## シェイクスピアのジョン王の周辺
執筆年代と初演
「ジョン王」の正確な執筆年代は不明ですが、一般的には1590年代後半と考えられています。これは、劇中の文体やテーマが、この時期の他のシェイクスピア作品と類似しているためです。記録に残る最古の公演は1598年で、フランシス・メレスの「ウィットの財宝」に記載されています。
史劇としての位置づけ
「ジョン王」は、シェイクスピアのイングランド史劇の一つに数えられます。これらの歴史劇は、リチャード2世からリチャード3世までの時代を年代順に描いたもので、「ジョン王」はこの流れの中に位置付けられます。ただし、「ヘンリー8世」を除いて、シェイクスピアの歴史劇に続編や前編の関係はありません。
史実との関係
「ジョン王」は史実に基づいていますが、シェイクスピアは劇的な効果を高めるために、歴史的な出来事を脚色したり、登場人物の性格を強調したりしています。例えば、劇中で重要な役割を果たすアーサー王子殺害の真相は、歴史的には定かではありません。
主要なテーマ
「ジョン王」では、正当な王権、権力と腐敗、個人の良心と政治的責任など、複雑なテーマが描かれています。また、戦争の悲惨さや、政治的策略の醜悪さなども、重要なテーマとして挙げられます。
登場人物
「ジョン王」には、個性的な登場人物が数多く登場します。
* **ジョン王:** イングランド王。王位継承の正当性に疑問符がつき、フランスとの戦争に敗北するなど、苦難の連続に直面する。
* **アーサー王子:** ジョンの甥で、王位継承権を持つ少年。その純粋さゆえに、権力闘争の犠牲となる。
* **フィリップ・ザ・バスタード:** リチャード1世の庶子。持ち前の機転と勇気で頭角を現し、複雑な立場でジョン王に仕える。
* **コンスタンス:** アーサー王子の母。息子の王位を強く望み、そのためにあらゆる手段を尽くそうとする。
劇中の有名な場面
「ジョン王」には、文学史に名を刻む印象的な場面がいくつかあります。
* **アーサー王子の殺害:** 権力に目がくらんだジョン王が、無垢な少年であるアーサー王子を殺害するように命じる場面は、権力の腐敗を象徴する悲劇的なシーンとして知られています。

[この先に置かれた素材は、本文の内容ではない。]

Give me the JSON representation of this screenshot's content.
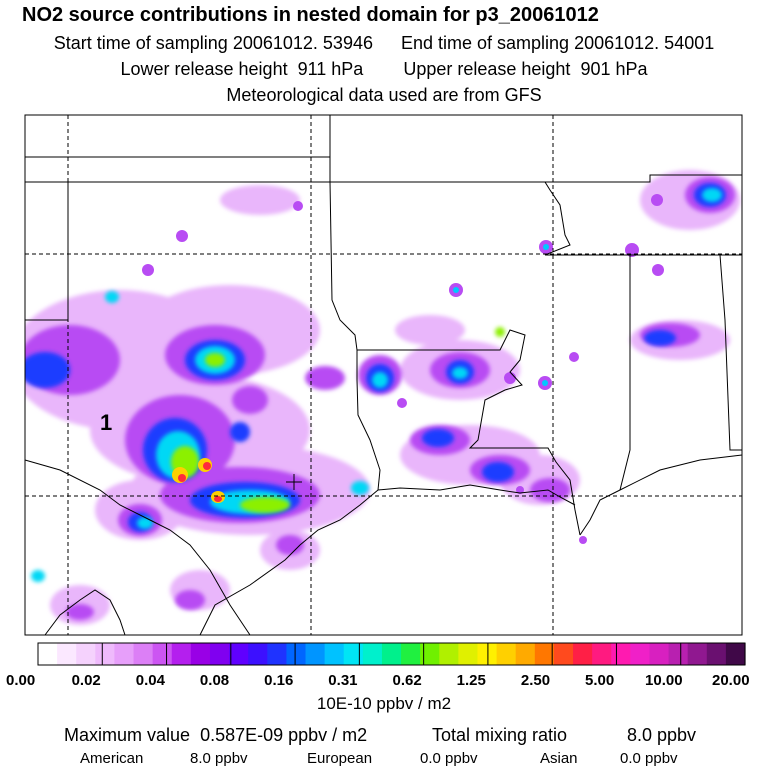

* **フィリップ・ザ・バスタードの独白:** 戦争の無益さと人間の愚かさを痛感したバスタードが、有名な「Commodity, the bias of the world」の独白を述べる場面は、人間の欲望と道徳の葛藤を浮き彫りにする重要なシーンです。
後世への影響
「ジョン王」は、シェイクスピアの四大悲劇と比べると上演機会は少ないものの、その力強いテーマと登場人物造形は、後世の文学や演劇に大きな影響を与えてきました。特に、権力と道徳のジレンマ、戦争の悲惨さといった普遍的なテーマは、現代社会においてもなお重要な意味を持ち続けています。